"frankie go boom" (title intentionally lowercase), which had its world premiere at the SXSW Film Festival on Saturday night, is one of those movies you'll stumble upon at 1 a.m. on Showtime and wonder how director Jordan Roberts managed to get everyone you love into the same movie. There's Caplan as Lassie, the female lead, Charlie Hunnam ("Sons of Anarchy") as the titular Frankie, Chris O'Dowd ("Bridesmaids") as his ne'er-do-well brother, Bruce, and Chris Noth and Ron Perlman -- as a manic Hollywood star and a transgender ex-con, respectively. Toss in supporting turns from Whitney Cummings, Nora Dunn and Sam Anderson (Bernard from "Lost"!), as well as a brief cameo from Adam Pally ("Happy Endings") and "frankie go boom" is almost always enjoyable, if only because of the cast's considerable charm and chemistry.
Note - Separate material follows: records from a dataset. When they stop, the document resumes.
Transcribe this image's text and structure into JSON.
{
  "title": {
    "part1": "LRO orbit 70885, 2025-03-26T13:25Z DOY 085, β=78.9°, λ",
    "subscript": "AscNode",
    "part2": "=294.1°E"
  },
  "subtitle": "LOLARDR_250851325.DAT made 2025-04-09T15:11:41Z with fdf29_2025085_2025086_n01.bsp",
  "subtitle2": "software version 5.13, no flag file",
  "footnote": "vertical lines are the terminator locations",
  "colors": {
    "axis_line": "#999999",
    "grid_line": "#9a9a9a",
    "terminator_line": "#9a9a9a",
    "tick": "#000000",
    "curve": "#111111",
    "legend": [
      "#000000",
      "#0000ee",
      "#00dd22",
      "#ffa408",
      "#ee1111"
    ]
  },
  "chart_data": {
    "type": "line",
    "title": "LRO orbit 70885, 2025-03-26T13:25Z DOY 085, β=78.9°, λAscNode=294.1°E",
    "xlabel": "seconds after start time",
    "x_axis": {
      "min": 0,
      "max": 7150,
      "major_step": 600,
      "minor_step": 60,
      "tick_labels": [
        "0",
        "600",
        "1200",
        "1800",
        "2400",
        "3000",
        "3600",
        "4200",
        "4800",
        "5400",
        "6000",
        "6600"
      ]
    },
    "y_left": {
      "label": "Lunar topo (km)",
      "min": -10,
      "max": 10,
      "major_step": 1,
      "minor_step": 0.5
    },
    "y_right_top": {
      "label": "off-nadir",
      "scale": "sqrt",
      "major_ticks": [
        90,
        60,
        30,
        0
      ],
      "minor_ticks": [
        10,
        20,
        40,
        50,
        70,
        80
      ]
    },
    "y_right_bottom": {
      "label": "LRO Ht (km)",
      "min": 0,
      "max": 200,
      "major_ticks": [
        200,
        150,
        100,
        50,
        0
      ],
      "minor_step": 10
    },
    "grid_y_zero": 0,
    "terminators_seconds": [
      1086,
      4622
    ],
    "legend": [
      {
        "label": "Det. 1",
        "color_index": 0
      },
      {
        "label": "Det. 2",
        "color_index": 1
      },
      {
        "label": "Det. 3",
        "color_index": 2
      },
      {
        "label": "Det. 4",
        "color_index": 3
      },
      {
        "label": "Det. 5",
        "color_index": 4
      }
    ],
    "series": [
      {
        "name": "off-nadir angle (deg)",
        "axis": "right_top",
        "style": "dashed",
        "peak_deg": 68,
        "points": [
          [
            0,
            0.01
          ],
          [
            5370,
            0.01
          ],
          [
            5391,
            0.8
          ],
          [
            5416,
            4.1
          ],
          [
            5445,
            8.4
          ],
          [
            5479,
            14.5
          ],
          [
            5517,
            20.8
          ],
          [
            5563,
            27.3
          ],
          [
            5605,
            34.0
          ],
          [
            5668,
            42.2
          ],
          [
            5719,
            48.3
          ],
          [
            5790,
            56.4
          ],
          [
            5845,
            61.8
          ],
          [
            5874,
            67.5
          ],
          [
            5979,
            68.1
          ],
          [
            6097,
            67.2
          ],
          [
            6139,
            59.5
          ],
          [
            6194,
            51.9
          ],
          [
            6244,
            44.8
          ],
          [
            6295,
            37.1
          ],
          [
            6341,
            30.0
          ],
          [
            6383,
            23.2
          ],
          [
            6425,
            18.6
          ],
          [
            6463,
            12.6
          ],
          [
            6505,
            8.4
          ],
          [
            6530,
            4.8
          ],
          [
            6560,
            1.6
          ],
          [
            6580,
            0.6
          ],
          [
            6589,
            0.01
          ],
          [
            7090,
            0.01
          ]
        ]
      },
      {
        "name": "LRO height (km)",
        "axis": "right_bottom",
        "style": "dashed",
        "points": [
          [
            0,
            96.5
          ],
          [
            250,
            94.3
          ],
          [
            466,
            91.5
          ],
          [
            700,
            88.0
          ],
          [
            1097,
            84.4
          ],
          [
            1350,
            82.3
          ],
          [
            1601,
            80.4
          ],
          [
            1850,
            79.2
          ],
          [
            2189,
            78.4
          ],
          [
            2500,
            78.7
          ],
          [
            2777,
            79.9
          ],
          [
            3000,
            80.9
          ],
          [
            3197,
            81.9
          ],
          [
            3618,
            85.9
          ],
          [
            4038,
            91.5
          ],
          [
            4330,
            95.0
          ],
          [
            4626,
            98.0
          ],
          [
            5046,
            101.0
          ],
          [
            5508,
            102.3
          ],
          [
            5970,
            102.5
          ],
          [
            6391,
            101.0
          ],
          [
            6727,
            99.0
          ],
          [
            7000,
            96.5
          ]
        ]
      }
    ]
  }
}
If it doesn't amount to much else, that's because the story is somewhat disjointed: it revolves around a missing sex tape, Bruce's desire to become a director, and Frankie's push to overcome his biggest fears. Where the film shines is in the little moments between Lassie and Frankie, two damaged souls who become bound together by the various forms of humiliation, both big and small, they experience throughout the film.
"I wanted to make a comedy about a second chance in love, a second chance at whatever thing you got slapped down in. I was fascinated by humiliation, and by overcoming humiliation," Roberts said during the post-screening Q&A. "I love comedies that are grounded in the real world; it's a broad comedy but we really wanted to make it feel emotionally real."
Good thing he cast Caplan, then, who is tasked with handling a lot of that emotion. Best known for her role on "Party Down" (and for playing Janis Ian in "Mean Girls"; suck on that!), Caplan made a splash at the Sundance Film Festival in January for her performances in "Bachelorette" and "Save the Date." (Vulture called her a contender for Sundance "It-Girl.") In "frankie," she takes what could be another variation on the Manic Pixie Dream Girl -- Lassie literally runs into Frankie while drunkenly riding her bike one night -- and makes her into someone three-dimensional. There's a scene at the end of the first act, where Lassie -- through tears -- must explain why she's biking-while-intoxicated; it's both heartbreaking and hilarious, and Caplan nails the tonal subtleties with ease.
"What Lizzy does in the backseat of that car, in that early scene, is so extraordinary to me," Roberts said. "She threw herself in, 100 percent."
Judging from her recent run of choices and performances, that seems par for Caplan's course.